Wednesday, March 18, 2009

Honk If You Love North

One of the better bumper stickers I saw was in a cartoon. A bird hunter was sitting, rather despondent, on a box next to his car; the sticker said, “Honk If You Love Jesus,” just as a flock of geese was flying by.

We’re not doing that here. Whatever my feelings about Jesus (definitely positive), I’m not into making a lot of noise and disturbing people just to let them know. Apparently, based on that qualification, there must be an awful lot of Christians in a traffic jam.

Maybe my lack of horn-blowing, even out on the open highway, indicates a lack of love. After all, I’m one of those people who don’t send on the, “If you love Jesus, forward this message; if you don’t, then delete it.” Sorry, Divine One, I’ll take my chances.

Anyway, a large group of honkers (no, not that kind, you perverts) was heading north the other day. Several groups, from what I could hear. It was fairly late at night and they were squawking like you’d hear drunks at a party.

It’s to keep them together, I am told. Well, there are quieter ways: You’ve seen day-care kids out for a walk with little coiled lanyards from one to another. Catch a bunch of geese as they are headed north, stick these on their feet and tell them to shut up. They can be pretty loud over the outlying areas around here.

“Are we there yet?” “No.” “Are we there yet?” “No.” “Are…” “Shut up.”

Tuesday, March 17, 2009

Seagulls Really Do Fly Backwards

I lived near the ocean for my formative years, later just during home visits, but always because you never can get the sand out of your shoes.

We have a nice little diner near the water. It used to be further away, with a little concession stand about halfway between it and the surf’s edge, but Mother Nature and her tendency to send hurricanes our way took care of that section of beach.

When I’d be home and having one excellent meal at the diner, Marnick’s (Marge and Nick, the retired truck driver), I’d grab someone’s discarded fries on the way out, much to Mom’s disgust. She later got over it, or just put up with it; either way.

If there were no seagulls around, I’d whistle and a couple would show up. With my back to the wind, I’d single out one bird and toss it a fry. Zap. Then the next. Then there would be a dozen birds up there, and each one got its own spud, droped out of formation and I’d keep on going.

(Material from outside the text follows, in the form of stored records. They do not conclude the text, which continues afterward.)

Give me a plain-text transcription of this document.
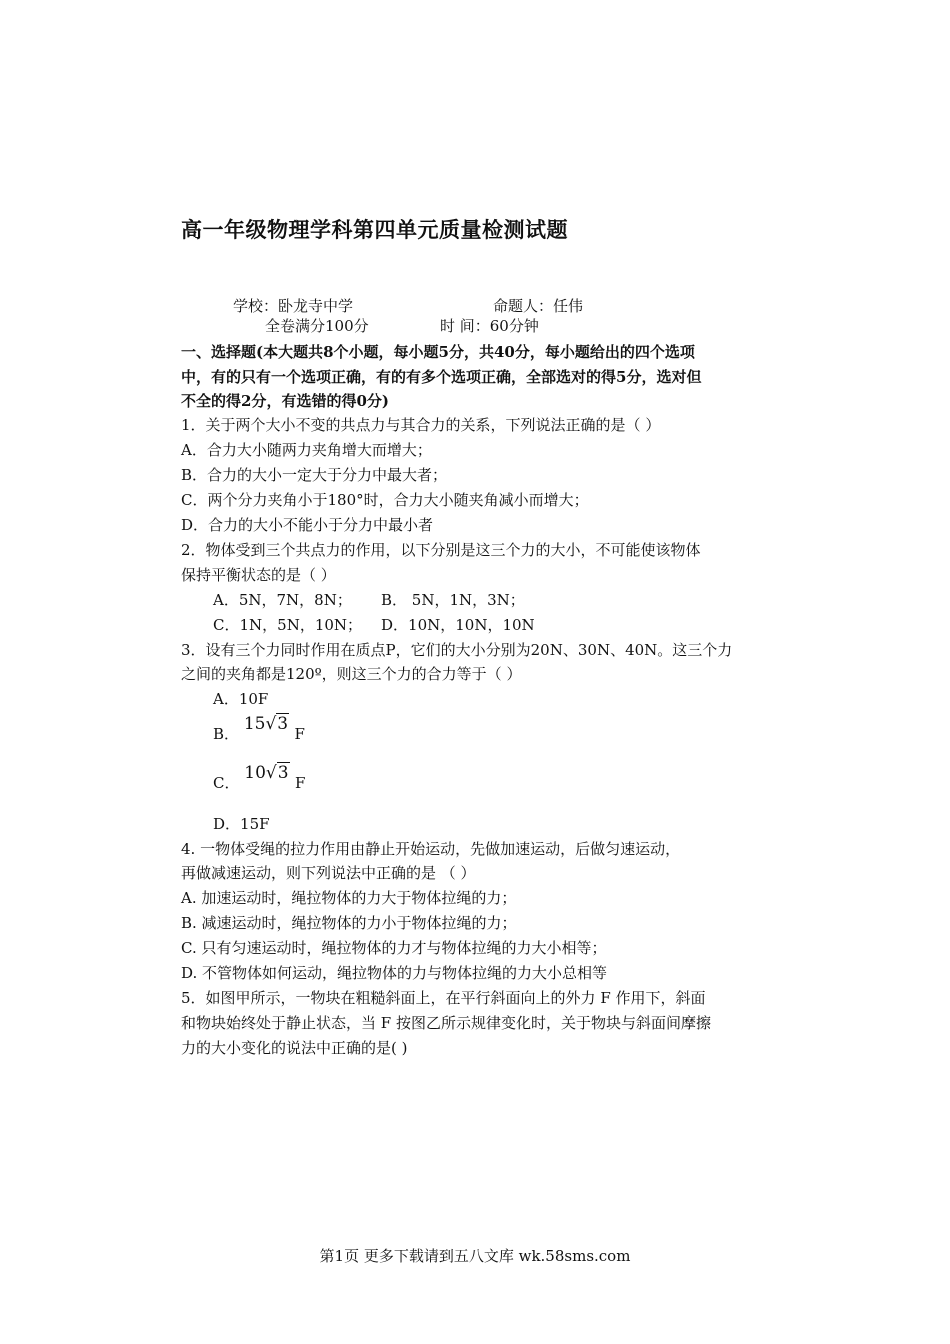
高一年级物理学科第四单元质量检测试题
学校：卧龙寺中学	命题人：任伟
全卷满分100分	时 间：60分钟
一、选择题(本大题共8个小题，每小题5分，共40分，每小题给出的四个选项
中，有的只有一个选项正确，有的有多个选项正确，全部选对的得5分，选对但
不全的得2分，有选错的得0分)
1．关于两个大小不变的共点力与其合力的关系，下列说法正确的是（ ）
A．合力大小随两力夹角增大而增大；
B．合力的大小一定大于分力中最大者；
C．两个分力夹角小于180°时，合力大小随夹角减小而增大；
D．合力的大小不能小于分力中最小者
2．物体受到三个共点力的作用，以下分别是这三个力的大小，不可能使该物体
保持平衡状态的是（ ）
A．5N，7N，8N； B． 5N，1N，3N；
C．1N，5N，10N； D．10N，10N，10N
3．设有三个力同时作用在质点P，它们的大小分别为20N、30N、40N。这三个力
之间的夹角都是120º，则这三个力的合力等于（ ）
A．10F
B． 15√3 F
C． 10√3 F
D．15F
4. 一物体受绳的拉力作用由静止开始运动，先做加速运动，后做匀速运动，
再做减速运动，则下列说法中正确的是 （ ）
A. 加速运动时，绳拉物体的力大于物体拉绳的力；
B. 减速运动时，绳拉物体的力小于物体拉绳的力；
C. 只有匀速运动时，绳拉物体的力才与物体拉绳的力大小相等；
D. 不管物体如何运动，绳拉物体的力与物体拉绳的力大小总相等
5．如图甲所示，一物块在粗糙斜面上，在平行斜面向上的外力 F 作用下，斜面
和物块始终处于静止状态，当 F 按图乙所示规律变化时，关于物块与斜面间摩擦
力的大小变化的说法中正确的是( )
第1页 更多下载请到五八文库 wk.58sms.com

On a stormy day, the birds would work the surf, sometimes flying into the wind, sometimes holding just enough to keep zero groundspeed and, just as often, slowing down and letting the wind push it back. I’d tell the mainlanders, “Look at the seagulls flying backwards!” They saw it for themselves, they did.


Monday, March 16, 2009

My Time As a Conrail Engineer

How can you tell apart a little kid who’s really, really interested in trains from one who thinks they’re fine only at a distance? Take them up to the Bridgeport railroad station, where you are at track level and wait for a nine-car diesel-pulled train to come roaring past about twenty feet from where you are standing.

The little tyke who is a genuine fan will not pee his pants.

So there we are, Mom and I; every time we go over to Bridgeport, I’m allowed to hang out at the railroad station for an appropriate length of time and hope a train comes roaring through on the express tracks. Perhaps one would stop on its way to New York or Boston, while the rest would speed through in a rush of overhead wire sparks and leaving dust devils of sand and dirt in its wake.

So, later in life I was taking post-graduate level courses at Notre Dame University and, during a break, a Conrail train came by our out-of-the-way building. The school ran its power plant on coal, delivered by a Conrail local.

“Want a ride?” the engineer shouted. He hardly drew his next breath before I was sitting next to him. As we pushed the string of cars across State Route 31, a trucker waved up at me and I wondered why. “He thinks I’m the engineer!” So I waved back, with the slow, easy manner of a working railroad engineer. “Well done, Mr. Trucker, and we of the railroad fraternity salute you.”

Sunday, March 15, 2009

St. Paddy's In Wilkes-Barre

From downtown Wilkes-Barre comes the cry of “Faith and Begorrah”! Of course, hardly anybody (if anybody) knows what it means, so let’s go there before talking about the people in the house across the street, even though they are more interesting.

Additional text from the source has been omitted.